The NHS Nightingale is based in the Harrogate Convention Centre and was officially opened on Tuesday (April 21) by Captain Tom Moore, the 99-year-old war veteran who has raised more than £27 million for the NHS.
It provides some 500 beds for coronavirus patients, if local services need them. It is one of seven Nightingale hospitals to be set up around the country as part of a massive NHS effort to respond to the greatest global health emergency in more than a century.
Dr Graeme Tosh, Associate Medical Director at Rotherham Doncaster and South Humber NHS Foundation Trust (RDaSH), which provides mental health, learning disability and community services, is one of two psychiatrists organising the mental health support at the Harrogate based hospital to support patients and staff.
A number of doctors from RDaSH have also said they will be happy to work at The Nightingale to support patients with their mental health needs, including Medical Director, Dr Nav Ahluwalia.
The nursing staff, from RDaSH, heading to Harrogate are nursery nurses Joanne Rimmington, Maria Rodgers and Jane Whaley, health visitors Joanne Bailey, Caroline McNeil and Amy Strelczenie from the Doncaster Health Visiting Team, school nurse Mike Bell and Julie Statham, a community psychiatric nurse in RDaSH’s Older People’s Mental Health Service.
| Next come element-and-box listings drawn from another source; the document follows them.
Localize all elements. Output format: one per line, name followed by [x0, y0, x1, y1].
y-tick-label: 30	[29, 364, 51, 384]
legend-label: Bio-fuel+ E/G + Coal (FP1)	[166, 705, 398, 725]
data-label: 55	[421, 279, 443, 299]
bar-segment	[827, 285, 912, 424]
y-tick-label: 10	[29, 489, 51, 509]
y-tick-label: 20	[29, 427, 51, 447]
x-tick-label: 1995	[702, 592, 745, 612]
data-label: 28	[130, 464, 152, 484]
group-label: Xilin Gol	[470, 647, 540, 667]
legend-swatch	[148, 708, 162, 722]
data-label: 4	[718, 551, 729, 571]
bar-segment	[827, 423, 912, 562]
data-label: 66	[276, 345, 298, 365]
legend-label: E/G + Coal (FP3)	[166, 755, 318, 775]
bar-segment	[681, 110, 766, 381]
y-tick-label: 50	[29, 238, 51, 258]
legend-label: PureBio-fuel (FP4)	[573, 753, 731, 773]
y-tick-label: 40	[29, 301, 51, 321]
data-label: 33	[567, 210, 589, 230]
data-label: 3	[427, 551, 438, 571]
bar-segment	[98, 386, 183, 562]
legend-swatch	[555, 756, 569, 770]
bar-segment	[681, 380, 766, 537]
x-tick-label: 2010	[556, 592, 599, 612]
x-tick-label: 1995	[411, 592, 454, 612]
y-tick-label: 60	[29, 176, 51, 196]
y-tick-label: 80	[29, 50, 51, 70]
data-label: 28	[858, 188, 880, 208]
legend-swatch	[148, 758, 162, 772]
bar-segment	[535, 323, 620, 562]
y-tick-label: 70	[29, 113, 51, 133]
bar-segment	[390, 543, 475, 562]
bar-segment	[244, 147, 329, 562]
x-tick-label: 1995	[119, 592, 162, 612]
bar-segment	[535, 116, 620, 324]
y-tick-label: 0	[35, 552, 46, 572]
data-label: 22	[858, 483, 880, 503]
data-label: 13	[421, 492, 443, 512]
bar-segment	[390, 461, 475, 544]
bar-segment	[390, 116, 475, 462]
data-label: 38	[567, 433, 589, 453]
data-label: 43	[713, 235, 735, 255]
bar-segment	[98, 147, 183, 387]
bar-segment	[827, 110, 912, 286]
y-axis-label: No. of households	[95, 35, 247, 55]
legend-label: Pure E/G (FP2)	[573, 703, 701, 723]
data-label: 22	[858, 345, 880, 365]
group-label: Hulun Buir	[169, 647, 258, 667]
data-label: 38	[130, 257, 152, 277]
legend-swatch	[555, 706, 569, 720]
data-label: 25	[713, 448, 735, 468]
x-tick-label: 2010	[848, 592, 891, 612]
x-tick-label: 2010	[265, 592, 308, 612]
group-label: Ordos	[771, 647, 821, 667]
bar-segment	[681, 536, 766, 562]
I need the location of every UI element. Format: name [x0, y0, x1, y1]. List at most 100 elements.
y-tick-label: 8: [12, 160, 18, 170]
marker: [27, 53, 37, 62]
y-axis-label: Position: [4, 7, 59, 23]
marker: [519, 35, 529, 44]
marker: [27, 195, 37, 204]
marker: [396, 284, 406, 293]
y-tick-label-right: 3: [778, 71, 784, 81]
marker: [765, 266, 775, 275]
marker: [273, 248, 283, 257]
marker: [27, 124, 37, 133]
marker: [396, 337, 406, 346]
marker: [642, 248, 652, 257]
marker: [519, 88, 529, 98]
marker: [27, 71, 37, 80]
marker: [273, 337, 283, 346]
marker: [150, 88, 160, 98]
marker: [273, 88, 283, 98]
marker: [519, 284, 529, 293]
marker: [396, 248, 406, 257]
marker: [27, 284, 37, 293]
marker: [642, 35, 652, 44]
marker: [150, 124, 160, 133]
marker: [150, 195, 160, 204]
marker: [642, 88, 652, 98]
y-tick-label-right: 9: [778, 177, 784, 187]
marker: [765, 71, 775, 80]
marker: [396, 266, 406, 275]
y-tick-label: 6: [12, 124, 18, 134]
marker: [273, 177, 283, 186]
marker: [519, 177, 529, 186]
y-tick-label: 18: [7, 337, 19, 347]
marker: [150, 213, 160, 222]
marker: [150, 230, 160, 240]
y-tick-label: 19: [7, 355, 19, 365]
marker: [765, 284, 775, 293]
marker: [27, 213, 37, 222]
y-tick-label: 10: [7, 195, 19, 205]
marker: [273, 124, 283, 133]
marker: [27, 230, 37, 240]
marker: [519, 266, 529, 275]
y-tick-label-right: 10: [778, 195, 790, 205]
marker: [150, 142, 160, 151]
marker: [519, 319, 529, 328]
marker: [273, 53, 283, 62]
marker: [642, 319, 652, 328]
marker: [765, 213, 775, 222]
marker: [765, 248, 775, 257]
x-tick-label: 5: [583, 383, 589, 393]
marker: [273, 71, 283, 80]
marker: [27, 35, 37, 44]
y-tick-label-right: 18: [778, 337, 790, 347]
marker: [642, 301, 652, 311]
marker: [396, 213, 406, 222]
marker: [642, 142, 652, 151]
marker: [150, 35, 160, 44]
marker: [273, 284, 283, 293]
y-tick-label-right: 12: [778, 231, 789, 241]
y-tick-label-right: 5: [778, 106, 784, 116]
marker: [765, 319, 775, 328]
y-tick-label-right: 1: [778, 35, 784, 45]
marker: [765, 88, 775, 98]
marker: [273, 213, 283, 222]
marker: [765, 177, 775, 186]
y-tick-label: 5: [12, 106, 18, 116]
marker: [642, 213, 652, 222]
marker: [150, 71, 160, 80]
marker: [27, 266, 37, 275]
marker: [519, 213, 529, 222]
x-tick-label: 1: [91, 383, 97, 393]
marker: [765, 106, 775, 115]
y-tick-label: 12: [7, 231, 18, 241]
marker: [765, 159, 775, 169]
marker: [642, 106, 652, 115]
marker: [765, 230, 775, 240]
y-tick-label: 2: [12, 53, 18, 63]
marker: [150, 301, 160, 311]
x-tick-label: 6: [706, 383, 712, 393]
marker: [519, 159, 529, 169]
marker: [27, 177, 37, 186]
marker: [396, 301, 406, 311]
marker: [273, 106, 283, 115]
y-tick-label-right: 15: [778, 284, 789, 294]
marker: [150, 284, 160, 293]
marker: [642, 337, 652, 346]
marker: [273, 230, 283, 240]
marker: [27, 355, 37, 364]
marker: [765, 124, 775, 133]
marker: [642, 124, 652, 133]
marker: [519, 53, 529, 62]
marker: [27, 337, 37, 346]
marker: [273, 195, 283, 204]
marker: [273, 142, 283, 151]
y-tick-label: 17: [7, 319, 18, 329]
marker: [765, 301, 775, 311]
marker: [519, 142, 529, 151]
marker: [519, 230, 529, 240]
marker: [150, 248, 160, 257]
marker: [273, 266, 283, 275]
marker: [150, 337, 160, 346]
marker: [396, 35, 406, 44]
The eight usually work in Doncaster. Five are qualified nurses and three of the staff will work as health care assistants.
The RDaSH staff will be called upon as and when needed and are ready to go to support the Covid-19 pandemic response.
Dr Ahluwalia said: “I’m really proud of our staff volunteering to work at The Nightingale. They work hard for our patients in Rotherham and Doncaster, and will take this dedication with them to Harrogate.”
Christina Harrison, a nurse and Director of children’s services for RDaSH, said: “Our staff are fantastic and are ready to be called to support patients with Coronavirus from across the region. They always go above and beyond for RDaSH and will do the same for The Nightingale.”